Daha küçük ölçekli kuruluşlarda ve daha az karmaşık süreçlerde, dikey-hiyerarşik yapı ile bu akışı yönetmek mümkün olabilir. Ancak, kuruluşlar büyüdükçe ve bazı süreçler karmaşıklaştıkça, bu akışı sağlıklı bir şekilde sürdürmek zorlaşır. Bu noktada, mevcut organizasyon yapısı ve hiyerarşi içerisinde birimlerin yönetilmesi yanı sıra, dikeyden bakılarak özellikle kritik süreçlerin de ayrıca yönetilmesi veya koordine edilmesi gerekebilir.

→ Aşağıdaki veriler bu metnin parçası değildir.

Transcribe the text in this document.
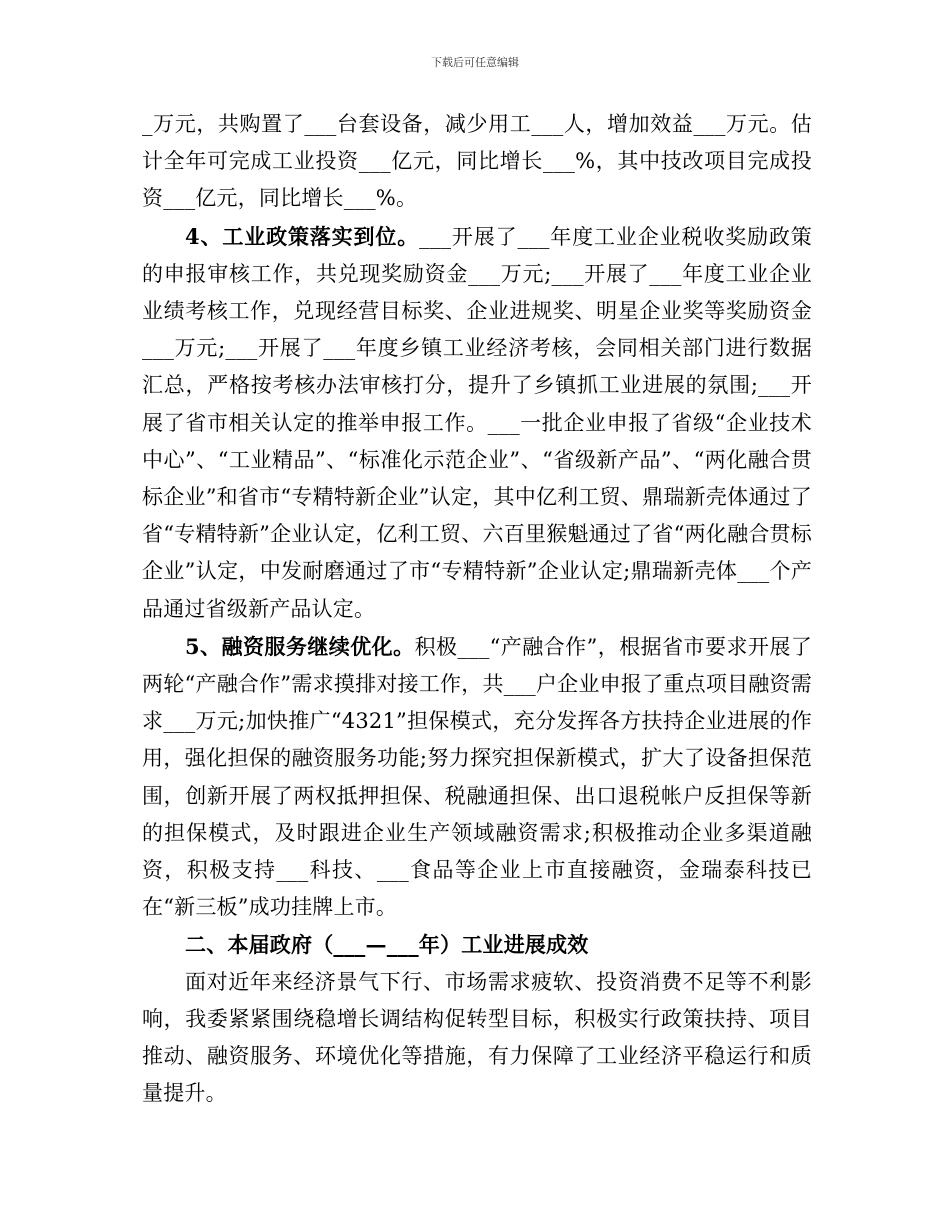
下载后可任意编辑

_万元，共购置了___台套设备，减少用工___人，增加效益___万元。估计全年可完成工业投资___亿元，同比增长___%，其中技改项目完成投资___亿元，同比增长___%。

4、工业政策落实到位。___开展了___年度工业企业税收奖励政策的申报审核工作，共兑现奖励资金___万元;___开展了___年度工业企业业绩考核工作，兑现经营目标奖、企业进规奖、明星企业奖等奖励资金___万元;___开展了___年度乡镇工业经济考核，会同相关部门进行数据汇总，严格按考核办法审核打分，提升了乡镇抓工业进展的氛围;___开展了省市相关认定的推举申报工作。___一批企业申报了省级“企业技术中心”、“工业精品”、“标准化示范企业”、“省级新产品”、“两化融合贯标企业”和省市“专精特新企业”认定，其中亿利工贸、鼎瑞新壳体通过了省“专精特新”企业认定，亿利工贸、六百里猴魁通过了省“两化融合贯标企业”认定，中发耐磨通过了市“专精特新”企业认定;鼎瑞新壳体___个产品通过省级新产品认定。

5、融资服务继续优化。积极___“产融合作”，根据省市要求开展了两轮“产融合作”需求摸排对接工作，共___户企业申报了重点项目融资需求___万元;加快推广“4321”担保模式，充分发挥各方扶持企业进展的作用，强化担保的融资服务功能;努力探究担保新模式，扩大了设备担保范围，创新开展了两权抵押担保、税融通担保、出口退税帐户反担保等新的担保模式，及时跟进企业生产领域融资需求;积极推动企业多渠道融资，积极支持___科技、___食品等企业上市直接融资，金瑞泰科技已在“新三板”成功挂牌上市。

二、本届政府（___—___年）工业进展成效

面对近年来经济景气下行、市场需求疲软、投资消费不足等不利影响，我委紧紧围绕稳增长调结构促转型目标，积极实行政策扶持、项目推动、融资服务、环境优化等措施，有力保障了工业经济平稳运行和质量提升。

Birim odaklı yaklaşımın aksine, süreci yatay bir perspektiften ele alan yönteme "süreç yönetimi" denir. Süreç yönetimi, kritik süreçlerin belirlenip, birimlerin bağımsız işlemler yerine bütüncül bir akış içerisinde yönetilmesini veya koordine edilmesini amaçlar. Bu yaklaşımda, bireyler kendi birimlerinde yaptıkları işleri sadece bir sonraki birime iletmek yerine sürecin tüm takibini ve sonuçlanmasını da üstlenir. Böylece sistem "otomatik kontrol"ünü de sağlama potansiyeline sahip olur.

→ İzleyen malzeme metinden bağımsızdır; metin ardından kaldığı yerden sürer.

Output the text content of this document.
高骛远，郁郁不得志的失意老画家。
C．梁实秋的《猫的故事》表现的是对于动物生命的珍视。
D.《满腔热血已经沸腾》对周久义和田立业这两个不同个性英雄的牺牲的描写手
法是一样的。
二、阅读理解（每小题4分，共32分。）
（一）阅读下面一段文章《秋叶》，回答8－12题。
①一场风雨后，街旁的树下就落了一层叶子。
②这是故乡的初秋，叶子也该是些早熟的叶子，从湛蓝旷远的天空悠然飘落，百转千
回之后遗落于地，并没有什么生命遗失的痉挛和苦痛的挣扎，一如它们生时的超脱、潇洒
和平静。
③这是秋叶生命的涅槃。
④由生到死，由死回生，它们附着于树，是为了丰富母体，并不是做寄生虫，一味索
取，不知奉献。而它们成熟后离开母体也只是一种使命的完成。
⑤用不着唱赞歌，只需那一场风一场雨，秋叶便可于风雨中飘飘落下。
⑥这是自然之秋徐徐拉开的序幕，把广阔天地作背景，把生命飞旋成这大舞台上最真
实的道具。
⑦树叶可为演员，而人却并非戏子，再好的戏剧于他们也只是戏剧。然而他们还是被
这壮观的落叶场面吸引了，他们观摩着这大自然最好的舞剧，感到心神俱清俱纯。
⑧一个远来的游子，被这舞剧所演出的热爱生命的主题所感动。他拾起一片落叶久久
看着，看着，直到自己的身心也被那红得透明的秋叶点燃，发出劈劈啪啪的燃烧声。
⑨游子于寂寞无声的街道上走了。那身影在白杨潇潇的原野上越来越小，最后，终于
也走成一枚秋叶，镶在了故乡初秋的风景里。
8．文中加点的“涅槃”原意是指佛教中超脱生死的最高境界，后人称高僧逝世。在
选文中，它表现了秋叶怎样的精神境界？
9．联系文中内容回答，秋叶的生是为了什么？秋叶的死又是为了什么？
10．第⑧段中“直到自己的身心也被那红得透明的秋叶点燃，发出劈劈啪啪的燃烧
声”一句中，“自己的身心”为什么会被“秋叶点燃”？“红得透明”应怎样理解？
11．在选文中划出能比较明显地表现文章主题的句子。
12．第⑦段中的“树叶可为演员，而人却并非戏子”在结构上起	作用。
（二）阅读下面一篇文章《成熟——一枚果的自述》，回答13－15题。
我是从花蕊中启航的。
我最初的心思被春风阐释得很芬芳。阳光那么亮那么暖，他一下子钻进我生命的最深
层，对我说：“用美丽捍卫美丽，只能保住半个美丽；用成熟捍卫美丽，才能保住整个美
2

Süreç yönetimi genellikle "Matris Organizasyon Yapıları" ile hayata geçirilir. Matris yapılar, dikey ve yatay ihtiyaçları dengeli bir şekilde ele alarak, birim yönetimi ile süreç yönetimini birleştiren organizasyon yapılarıdır. Bu yapıda, bireyler birden fazla yöneticinin sorumluluğunu üstlenir; hem kendi birim yöneticisine hem de süreçten sorumlu "Süreç Yöneticisi" veya "Koordinatörüne" rapor verir. İlk bakışta, farklı kişilere iki yönlü raporlama zorluklar doğurabileceğini düşünebiliriz; ancak matris yapı içinde hangi konularda hangi yöneticiye raporlama yapılacağı ve hangi yöneticiye karşı ne tür sorumlulukların üstlenileceği net bir şekilde belirlendiğinde, bu süreç sorunsuz bir şekilde uygulanabilir ve süreçlerin etkin ve verimli bir şekilde akışı sağlanabilir.

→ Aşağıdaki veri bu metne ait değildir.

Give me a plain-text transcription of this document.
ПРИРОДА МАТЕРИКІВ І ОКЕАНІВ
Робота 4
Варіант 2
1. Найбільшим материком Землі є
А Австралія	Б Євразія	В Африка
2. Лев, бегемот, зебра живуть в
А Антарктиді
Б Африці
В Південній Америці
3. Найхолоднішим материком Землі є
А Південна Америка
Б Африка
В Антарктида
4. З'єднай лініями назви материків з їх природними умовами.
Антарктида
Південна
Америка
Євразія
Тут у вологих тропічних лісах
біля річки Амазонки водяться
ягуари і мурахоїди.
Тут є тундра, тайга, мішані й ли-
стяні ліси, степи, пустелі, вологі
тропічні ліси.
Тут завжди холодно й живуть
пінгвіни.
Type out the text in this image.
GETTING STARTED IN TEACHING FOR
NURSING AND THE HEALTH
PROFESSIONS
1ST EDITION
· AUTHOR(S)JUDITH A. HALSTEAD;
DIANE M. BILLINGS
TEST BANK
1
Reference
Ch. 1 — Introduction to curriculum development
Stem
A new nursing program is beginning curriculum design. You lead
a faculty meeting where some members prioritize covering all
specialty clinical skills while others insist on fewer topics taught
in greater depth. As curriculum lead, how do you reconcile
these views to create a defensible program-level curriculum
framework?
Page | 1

Özetle, Süreç Yöneticisi/Koordinatörü, birimlerdeki süreçlerden sorumlu olan kişilere karşı "amirlik" yetkisine sahip değildir. Genellikle rolü, sürecin başından sonuna kadar uygun "kontrol noktaları" belirlemek, her aşamada etkin veri takibi ve raporlama yapmak, süreçteki aksamaları hızlı bir şekilde belirlemek ve gerektiğinde uyarılarda bulunmak, gerekli geri bildirimleri zamanında sağlamak, süreçte yer alan aktörlerin performansını ölçmek ve raporlamaktır.